"A new album from the Green Pajamas is always something to be celebrated, and this 16 song collection is especially welcome given that it’s all brand new material, the majority of which was written and recorded by Jeff Kelly. Not that there’s anything the matter with Joe Ross’s first written contribution since 2011, the gloriously singalong ‘Down to the Ocean’, or Eric Lichter’s excellent contributions ‘Sunlight’ and ‘Lover’s Lease’; but, well, even George Harrison only wrote one song per side for the White Album, and when there’s a songwriter of the calibre of Jeff Kelly in the band and he’s obviously hit on a rich seam, it makes sense to give him his head.
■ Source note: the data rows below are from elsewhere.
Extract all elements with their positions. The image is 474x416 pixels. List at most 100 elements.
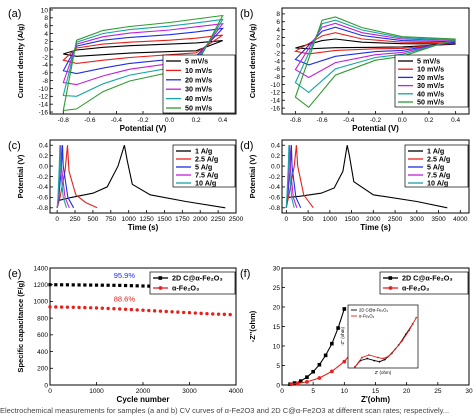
chart-b-ytick-label: 6 [276, 19, 280, 26]
chart-d-series-line [285, 145, 295, 208]
chart-b-legend-label: 50 mV/s [417, 98, 444, 107]
chart-d-xtick-label: 2500 [388, 216, 403, 223]
chart-f-inset-data-point [382, 357, 384, 360]
chart-a-series-line [62, 23, 224, 86]
chart-b-xlabel: Potential (V) [352, 124, 399, 133]
chart-a-panel-label: (a) [8, 8, 21, 20]
chart-e-data-point [152, 309, 157, 313]
chart-b-legend-box [394, 54, 469, 108]
chart-f-legend-box [379, 271, 469, 295]
chart-d-xtick-label: 1500 [344, 216, 359, 223]
chart-e-ytick-label: 0 [44, 382, 48, 389]
chart-c-ytick-label: -0.6 [37, 195, 49, 202]
chart-b-legend-label: 20 mV/s [417, 73, 444, 82]
chart-f-data-point [329, 369, 334, 374]
chart-e-data-point [222, 312, 227, 317]
chart-e-data-point [83, 305, 87, 310]
chart-a-series-line [63, 40, 223, 57]
chart-b-series-line [294, 26, 456, 66]
chart-d-series-line [285, 145, 302, 209]
chart-f-data-point [323, 353, 328, 358]
chart-d-xtick-label: 3000 [410, 216, 425, 223]
chart-a-series-line [62, 34, 224, 64]
chart-b-ylabel: Current density (A/g) [248, 23, 257, 98]
chart-f-data-point [295, 381, 300, 386]
chart-e-xlabel: Cycle number [117, 395, 170, 404]
chart-f-data-point [317, 376, 322, 380]
chart-f-inset-data-point [373, 359, 376, 362]
chart-e-data-point [100, 306, 105, 310]
chart-f-xtick-label: 30 [465, 388, 473, 395]
chart-e-data-point [129, 307, 134, 312]
chart-a-ytick-label: 6 [44, 23, 48, 30]
chart-a-xtick-label: -0.2 [137, 117, 149, 124]
chart-c-legend-label: 7.5 A/g [195, 171, 218, 180]
chart-f-inset-data-point [368, 354, 370, 356]
chart-b-ytick-label: -12 [271, 90, 281, 97]
chart-c-xtick-label: 1000 [121, 216, 136, 223]
chart-f-data-point [305, 375, 309, 379]
chart-d-series-line [285, 145, 448, 209]
chart-f-inset-ylabel: -Z'' (ohm) [340, 327, 345, 346]
chart-a-legend-box [162, 54, 236, 114]
chart-c-xtick-label: 500 [87, 216, 98, 223]
chart-c-xtick-label: 2250 [211, 216, 226, 223]
chart-e-ytick-label: 1200 [34, 282, 49, 289]
chart-f-inset-data-point [366, 357, 369, 360]
chart-e-data-point [141, 308, 145, 312]
chart-a-ytick-label: -10 [39, 86, 49, 93]
chart-e-data-point [100, 283, 104, 287]
chart-a-series-line [62, 18, 224, 97]
chart-e-annotation: 88.6% [114, 294, 136, 303]
chart-a-series-line [62, 14, 224, 112]
chart-e-data-point [94, 306, 99, 310]
chart-f-legend-marker [388, 276, 393, 280]
chart-a-ytick-label: -12 [39, 94, 49, 101]
chart-e-ytick-label: 1000 [34, 299, 49, 306]
chart-b-series-line [294, 22, 456, 79]
chart-a-legend-label: 30 mV/s [185, 85, 212, 94]
chart-c-series-line [56, 145, 68, 208]
chart-c-legend-label: 1 A/g [195, 147, 212, 156]
chart-a-xtick-label: 0.4 [218, 117, 227, 124]
chart-b-series-line [294, 19, 456, 94]
chart-a-legend-label: 50 mV/s [185, 104, 212, 113]
chart-e-xtick-label: 0 [48, 388, 52, 395]
chart-d-xtick-label: 2000 [366, 216, 381, 223]
chart-e-data-point [54, 305, 58, 309]
chart-a-ytick-label: 2 [44, 39, 48, 46]
chart-c-panel-label: (c) [8, 140, 21, 152]
chart-b-xtick-label: -0.8 [290, 117, 302, 124]
chart-e-data-point [118, 283, 122, 287]
chart-b-ytick-label: 8 [276, 11, 280, 18]
chart-c-xtick-label: 2500 [229, 216, 244, 223]
chart-f-inset-data-point [378, 360, 381, 363]
chart-d-ytick-label: -0.6 [269, 195, 281, 202]
chart-f-data-point [289, 382, 294, 387]
chart-c-xtick-label: 1500 [157, 216, 172, 223]
chart-f-inset-series-line [354, 323, 414, 368]
chart-e-data-point [158, 309, 163, 313]
chart-e-data-point [211, 312, 215, 316]
chart-b-ytick-label: -16 [271, 105, 281, 112]
chart-e-data-point [48, 305, 52, 309]
chart-e-data-point [199, 311, 203, 316]
chart-f-data-point [311, 369, 315, 374]
chart-b-series-line [295, 38, 456, 50]
chart-f-ytick-label: 30 [273, 265, 281, 272]
chart-d-panel-label: (d) [240, 140, 253, 152]
chart-e-data-point [228, 312, 232, 317]
chart-b-xtick-label: 0.0 [398, 117, 407, 124]
chart-a-ytick-label: -16 [39, 109, 49, 116]
chart-e-ytick-label: 800 [37, 315, 48, 322]
chart-f-inset-data-point [361, 356, 363, 359]
chart-e-data-point [106, 283, 110, 287]
chart-e-xtick-label: 4000 [229, 388, 244, 395]
chart-e-data-point [181, 310, 186, 315]
chart-b-xtick-label: -0.2 [370, 117, 382, 124]
chart-b-ytick-label: 0 [276, 43, 280, 50]
chart-b-ytick-label: -10 [271, 82, 281, 89]
chart-b-legend-label: 40 mV/s [417, 89, 444, 98]
chart-b-legend-label: 5 mV/s [417, 57, 440, 66]
chart-b-ytick-label: -8 [274, 74, 280, 81]
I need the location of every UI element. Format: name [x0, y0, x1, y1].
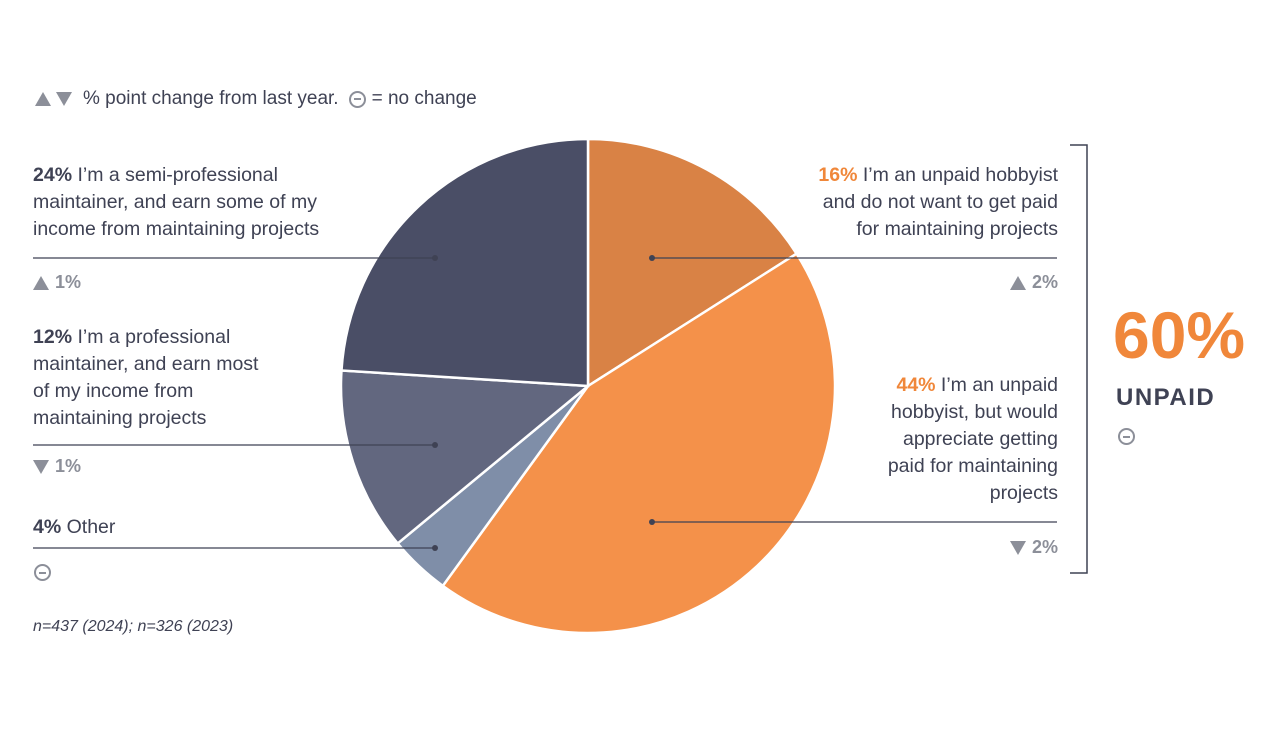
change-value: 2%: [1031, 537, 1058, 557]
label-line: maintaining projects: [33, 407, 207, 429]
label-hobby-want-pay: 44% I’m an unpaid hobbyist, but would ap…: [888, 372, 1058, 507]
slice-pro: [339, 369, 592, 546]
no-change-icon: [348, 90, 366, 108]
label-line: I’m a semi-professional: [77, 164, 278, 186]
label-line: maintainer, and earn most: [33, 353, 259, 375]
label-line: appreciate getting: [902, 428, 1058, 450]
legend-note-text: % point change from last year.: [83, 88, 339, 109]
triangle-down-icon: [1009, 540, 1026, 555]
label-line: I’m an unpaid hobbyist: [862, 164, 1058, 186]
sample-size-note: n=437 (2024); n=326 (2023): [33, 618, 234, 635]
triangle-up-icon: [35, 92, 51, 106]
pct-semi-pro: 24%: [33, 164, 73, 186]
label-line: I’m an unpaid: [940, 374, 1058, 396]
label-line: paid for maintaining: [887, 455, 1058, 477]
label-line: for maintaining projects: [856, 218, 1058, 240]
no-change-icon: [34, 564, 51, 581]
unpaid-total-value: 60%: [1113, 298, 1246, 372]
leader-hobby-no-pay-dot: [649, 255, 655, 261]
triangle-up-icon: [33, 275, 49, 290]
unpaid-bracket: [1070, 144, 1088, 574]
change-hobby-want-pay: 2%: [1009, 537, 1058, 558]
label-line: Other: [66, 516, 116, 538]
change-pro: 1%: [33, 456, 81, 477]
pct-other: 4%: [33, 516, 62, 538]
pct-hobby-no-pay: 16%: [818, 164, 858, 186]
change-value: 2%: [1031, 272, 1058, 292]
leader-hobby-want-pay-dot: [649, 519, 655, 525]
leader-semi-pro-dot: [432, 255, 438, 261]
change-other: [34, 564, 51, 586]
label-semi-pro: 24% I’m a semi-professional maintainer, …: [33, 162, 319, 243]
change-hobby-no-pay: 2%: [1009, 272, 1058, 293]
label-hobby-no-pay: 16% I’m an unpaid hobbyist and do not wa…: [818, 162, 1058, 243]
pct-hobby-want-pay: 44%: [896, 374, 936, 396]
label-line: maintainer, and earn some of my: [33, 191, 317, 213]
label-line: I’m a professional: [77, 326, 231, 348]
change-value: 1%: [55, 272, 82, 292]
label-pro: 12% I’m a professional maintainer, and e…: [33, 324, 258, 432]
triangle-down-icon: [33, 459, 49, 474]
slice-hobby-no-pay: [586, 137, 799, 389]
no-change-icon: [1118, 428, 1135, 445]
change-legend-note: % point change from last year. = no chan…: [35, 88, 477, 110]
leader-other-dot: [432, 545, 438, 551]
label-line: of my income from: [33, 380, 194, 402]
unpaid-change: [1118, 428, 1135, 450]
label-line: hobbyist, but would: [891, 401, 1058, 423]
triangle-down-icon: [56, 92, 72, 106]
label-other: 4% Other: [33, 514, 115, 541]
change-semi-pro: 1%: [33, 272, 81, 293]
triangle-up-icon: [1009, 275, 1026, 290]
pct-pro: 12%: [33, 326, 73, 348]
label-line: and do not want to get paid: [822, 191, 1058, 213]
slice-semi-pro: [340, 137, 590, 388]
leader-pro-dot: [432, 442, 438, 448]
change-value: 1%: [55, 456, 82, 476]
label-line: income from maintaining projects: [33, 218, 320, 240]
label-line: projects: [989, 482, 1058, 504]
legend-no-change-text: = no change: [371, 88, 477, 109]
unpaid-total-label: UNPAID: [1116, 384, 1216, 411]
slice-hobby-want-pay: [441, 251, 837, 635]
And head music is definitely what this record is all about. Readers will no doubt fondly remember the string of outrageously psychedelic albums the Pajamas recorded in the late ‘90s for what was at the time the next best thing to an in-house Ptolemaic Terrascope record label, Tony Dale’s Camera Obscura. ‘Strung Behind the Sun’ was a personal favourite, and it’s no coincidence that most of that was written by Jeff too. The new album is intentionally intended to recapture the whimsical experimental psychedelia that pervaded the band’s records of that era, and is sprinkled with appropriately exotic instrumentation, strong vocal harmonies and occasional birdsong, rainstorms and sound effects thrown in for good measure. It’s never less than glorious, and when Jeff kicks in with some of his trademark electric guitar licks it becomes absolutely outstanding: ‘Art School Blues 1979’, ‘High Tea With Miss Ava G’ and the album’s finest moment amongst a slew of fine moments, ‘Just To This’ with its middle-eastern backing, fine drumming and killer guitar break are all songs to treasure amongst a veritable treasury of songs.
Elsewhere ‘That’s Why Celia Can’t Fly’ has a Byrdsian jangle; ‘I’d Rather Be In The Sun’ is piano-led with hauntingly echoed vocals which adds a dash of melancholy – and fittingly bleeds into the next song ‘High Tea With Miss Ava G’ courtesy of the sound of a Portuguese rainstorm, which is a particularly Jeff thing to do. ‘Why Did You Do It’ has a heavier vibe and ‘I Don’t Believe You’ chills with a backwards girls school choir, and it’s left to ‘Hello, Hello’ and ‘Falling In And Out of Love’, both supremely Beatles-esque, simply great pop songs, to lift the spirits before the closing ‘Holly.
Released at a time when the world is debating the merits of vaccinations, this is exactly the shot in the arm we all need, guaranteed to put a smile on your face, make you long throw your arms around your loved ones and get us all up and dancing. Or at least nodding along, given that we’re all getting older."